El Pleno del Congreso ha llevado a cabo la convalidación este miércoles del Real Decreto-ley que introduce medidas urgentes en diversos ámbitos, como la economía, el transporte, la Seguridad Social y la protección a colectivos vulnerables. Con un respaldo abrumador de 315 votos a favor frente a 3 en contra y 1 abstención, la Cámara ha decidido también tramitar esta iniciativa como proyecto de ley por el procedimiento de urgencia, con un total de 347 votos a favor y sólo 1 en contra.

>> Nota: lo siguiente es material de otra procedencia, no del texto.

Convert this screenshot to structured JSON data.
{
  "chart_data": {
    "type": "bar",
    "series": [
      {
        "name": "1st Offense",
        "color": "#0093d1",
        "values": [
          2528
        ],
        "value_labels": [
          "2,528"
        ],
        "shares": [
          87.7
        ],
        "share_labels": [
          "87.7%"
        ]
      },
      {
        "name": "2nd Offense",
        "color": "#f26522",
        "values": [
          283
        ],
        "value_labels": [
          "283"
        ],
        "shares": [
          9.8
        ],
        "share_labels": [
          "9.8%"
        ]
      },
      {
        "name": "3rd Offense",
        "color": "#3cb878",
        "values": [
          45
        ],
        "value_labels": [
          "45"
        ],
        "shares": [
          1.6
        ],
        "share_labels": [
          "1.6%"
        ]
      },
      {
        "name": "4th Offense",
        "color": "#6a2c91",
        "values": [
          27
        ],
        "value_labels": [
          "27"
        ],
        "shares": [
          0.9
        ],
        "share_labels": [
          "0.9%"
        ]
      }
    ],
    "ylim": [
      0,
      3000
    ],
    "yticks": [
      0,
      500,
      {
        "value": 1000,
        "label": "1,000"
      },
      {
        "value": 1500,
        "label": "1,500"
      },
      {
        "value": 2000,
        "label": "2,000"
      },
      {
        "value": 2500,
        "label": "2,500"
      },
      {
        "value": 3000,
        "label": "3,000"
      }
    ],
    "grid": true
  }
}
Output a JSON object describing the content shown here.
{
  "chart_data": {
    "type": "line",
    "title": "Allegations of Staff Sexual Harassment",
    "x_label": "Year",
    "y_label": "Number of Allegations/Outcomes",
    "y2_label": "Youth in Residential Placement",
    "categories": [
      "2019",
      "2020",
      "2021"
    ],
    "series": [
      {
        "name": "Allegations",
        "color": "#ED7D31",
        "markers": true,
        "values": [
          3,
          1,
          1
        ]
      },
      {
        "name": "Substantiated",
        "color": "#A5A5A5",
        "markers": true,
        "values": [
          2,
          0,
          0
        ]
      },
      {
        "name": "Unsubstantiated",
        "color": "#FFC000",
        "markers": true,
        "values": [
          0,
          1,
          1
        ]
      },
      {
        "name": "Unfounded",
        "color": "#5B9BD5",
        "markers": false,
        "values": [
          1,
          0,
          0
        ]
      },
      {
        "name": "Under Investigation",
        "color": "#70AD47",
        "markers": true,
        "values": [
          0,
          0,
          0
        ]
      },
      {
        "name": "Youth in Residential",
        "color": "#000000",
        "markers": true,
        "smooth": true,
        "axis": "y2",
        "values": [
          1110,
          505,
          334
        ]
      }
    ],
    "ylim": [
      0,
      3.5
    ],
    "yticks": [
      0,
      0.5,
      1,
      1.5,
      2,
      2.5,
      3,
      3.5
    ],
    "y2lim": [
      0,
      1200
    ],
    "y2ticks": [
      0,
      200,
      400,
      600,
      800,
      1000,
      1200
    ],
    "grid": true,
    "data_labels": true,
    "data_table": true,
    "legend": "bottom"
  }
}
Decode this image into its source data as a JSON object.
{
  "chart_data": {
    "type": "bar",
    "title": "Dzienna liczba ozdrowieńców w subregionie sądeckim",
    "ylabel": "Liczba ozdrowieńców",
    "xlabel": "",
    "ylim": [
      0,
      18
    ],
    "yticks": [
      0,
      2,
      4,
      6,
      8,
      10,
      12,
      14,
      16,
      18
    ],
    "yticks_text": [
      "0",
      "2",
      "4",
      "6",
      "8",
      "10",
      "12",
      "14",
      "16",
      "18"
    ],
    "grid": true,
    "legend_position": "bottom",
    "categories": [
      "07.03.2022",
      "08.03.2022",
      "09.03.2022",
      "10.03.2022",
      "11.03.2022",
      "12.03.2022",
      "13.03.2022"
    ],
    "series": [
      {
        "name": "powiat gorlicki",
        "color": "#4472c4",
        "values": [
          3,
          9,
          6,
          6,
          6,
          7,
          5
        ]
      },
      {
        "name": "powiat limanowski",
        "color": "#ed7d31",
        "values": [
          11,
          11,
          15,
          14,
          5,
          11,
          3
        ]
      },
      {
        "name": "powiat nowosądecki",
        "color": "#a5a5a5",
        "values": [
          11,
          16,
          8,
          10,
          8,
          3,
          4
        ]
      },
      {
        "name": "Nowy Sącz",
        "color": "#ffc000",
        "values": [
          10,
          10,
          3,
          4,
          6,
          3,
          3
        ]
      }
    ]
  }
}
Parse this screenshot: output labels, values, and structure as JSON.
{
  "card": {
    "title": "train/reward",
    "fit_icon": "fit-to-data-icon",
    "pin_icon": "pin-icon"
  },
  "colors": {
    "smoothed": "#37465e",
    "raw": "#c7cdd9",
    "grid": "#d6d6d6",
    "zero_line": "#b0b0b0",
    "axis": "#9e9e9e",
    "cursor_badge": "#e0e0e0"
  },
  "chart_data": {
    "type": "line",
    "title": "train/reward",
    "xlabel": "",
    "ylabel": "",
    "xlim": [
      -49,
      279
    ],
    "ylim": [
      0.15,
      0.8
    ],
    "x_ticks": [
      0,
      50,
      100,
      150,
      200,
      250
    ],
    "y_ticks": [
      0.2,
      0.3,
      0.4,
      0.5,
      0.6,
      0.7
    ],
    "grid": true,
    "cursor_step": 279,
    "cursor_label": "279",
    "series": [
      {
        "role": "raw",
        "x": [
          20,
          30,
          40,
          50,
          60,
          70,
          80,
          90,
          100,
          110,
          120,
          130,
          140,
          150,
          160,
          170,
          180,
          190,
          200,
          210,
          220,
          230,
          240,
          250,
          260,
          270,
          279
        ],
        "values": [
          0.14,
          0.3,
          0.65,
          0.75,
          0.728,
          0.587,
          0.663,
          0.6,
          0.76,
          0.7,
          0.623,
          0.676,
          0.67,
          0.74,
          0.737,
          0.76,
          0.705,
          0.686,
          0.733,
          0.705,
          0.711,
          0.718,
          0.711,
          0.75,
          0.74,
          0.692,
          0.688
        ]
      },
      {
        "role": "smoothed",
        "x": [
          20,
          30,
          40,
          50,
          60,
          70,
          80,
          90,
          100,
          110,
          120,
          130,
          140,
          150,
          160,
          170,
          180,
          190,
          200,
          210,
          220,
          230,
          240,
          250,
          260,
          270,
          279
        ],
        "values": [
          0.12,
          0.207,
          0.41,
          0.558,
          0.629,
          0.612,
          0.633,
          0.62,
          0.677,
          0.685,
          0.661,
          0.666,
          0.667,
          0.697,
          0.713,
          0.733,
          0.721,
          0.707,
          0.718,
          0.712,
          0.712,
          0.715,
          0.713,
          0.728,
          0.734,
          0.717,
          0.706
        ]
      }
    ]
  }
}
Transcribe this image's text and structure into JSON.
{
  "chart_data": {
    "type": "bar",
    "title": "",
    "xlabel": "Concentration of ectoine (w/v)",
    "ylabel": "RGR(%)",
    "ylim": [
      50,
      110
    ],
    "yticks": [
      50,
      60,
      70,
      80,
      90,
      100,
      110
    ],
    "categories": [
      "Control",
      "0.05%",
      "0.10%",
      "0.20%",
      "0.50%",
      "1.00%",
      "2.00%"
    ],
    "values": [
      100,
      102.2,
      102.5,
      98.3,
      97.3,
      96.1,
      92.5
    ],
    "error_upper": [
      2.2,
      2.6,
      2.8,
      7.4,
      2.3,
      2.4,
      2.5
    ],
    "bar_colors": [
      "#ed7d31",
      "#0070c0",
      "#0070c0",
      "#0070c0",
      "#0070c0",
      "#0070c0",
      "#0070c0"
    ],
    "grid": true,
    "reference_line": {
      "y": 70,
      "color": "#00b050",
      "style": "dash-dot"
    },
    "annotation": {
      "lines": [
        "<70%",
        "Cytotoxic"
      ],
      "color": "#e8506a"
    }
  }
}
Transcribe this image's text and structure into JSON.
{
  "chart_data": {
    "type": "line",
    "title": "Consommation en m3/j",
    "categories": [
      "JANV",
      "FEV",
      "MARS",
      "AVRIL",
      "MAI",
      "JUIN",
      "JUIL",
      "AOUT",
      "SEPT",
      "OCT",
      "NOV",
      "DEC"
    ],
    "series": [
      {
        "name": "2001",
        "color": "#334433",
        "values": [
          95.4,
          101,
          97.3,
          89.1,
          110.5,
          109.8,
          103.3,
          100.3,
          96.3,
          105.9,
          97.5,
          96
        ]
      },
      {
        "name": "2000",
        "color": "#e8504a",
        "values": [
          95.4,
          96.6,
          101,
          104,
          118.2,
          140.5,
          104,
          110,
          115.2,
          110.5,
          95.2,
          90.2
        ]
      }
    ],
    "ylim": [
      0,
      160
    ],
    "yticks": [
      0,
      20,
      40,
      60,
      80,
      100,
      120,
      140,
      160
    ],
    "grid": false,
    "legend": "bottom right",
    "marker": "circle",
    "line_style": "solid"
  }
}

Este decreto-ley se articula en cuatro títulos. El primero se enfoca en medidas económicas y de financiación territorial, como la extensión del régimen transitorio de suspensión de liberalización de inversiones extranjeras directas por residentes de la Unión Europea y la AELC hasta el 31 de diciembre de 2026. Se incluye también un régimen excepcional de endeudamiento para la Comunitat Valenciana, destinado a cubrir necesidades urgentes debido a los gastos extraordinarios por la DANA.
El segundo título aborda las ayudas al transporte terrestre, prolongando la gratuidad del transporte público de media distancia por ferrocarril y los descuentos en servicios ferroviarios hasta el 31 de diciembre de 2025, así como las ayudas directas que se extienden hasta el 30 de junio de 2025.
En el ámbito de la Seguridad Social, el tercer título se centra en la revalorización de pensiones y otras prestaciones públicas durante el año 2025. También se actualizará la base máxima de cotización y se implementarán medidas para proteger el empleo, evitando despidos y la destrucción de puestos de trabajo.
Por último, el cuarto título contiene medidas de apoyo a colectivos vulnerables, prorrogando la suspensión de desahucios hasta el 31 de diciembre de 2025 y estableciendo una línea de avales estatales para el alquiler de vivienda destinada a jóvenes y familias con dificultades. Se contempla, además, la aplicación de ayudas para la reconstrucción económica en La Palma tras los efectos de la erupción volcánica y la garantía de suministro de agua y energía a los consumidores vulnerables hasta el 31 de diciembre de 2025.
Este decreto es significativo porque refleja el compromiso del Gobierno para mitigar los efectos de la crisis económica y social consecuencia de diversos factores, incluyendo la pandemia, la guerra en Ucrania y la crisis habitacional. Las medidas adoptadas son un esfuerzo por proteger a los sectores más vulnerables de la población y facilitar la estabilidad económica en momentos de incertidumbre.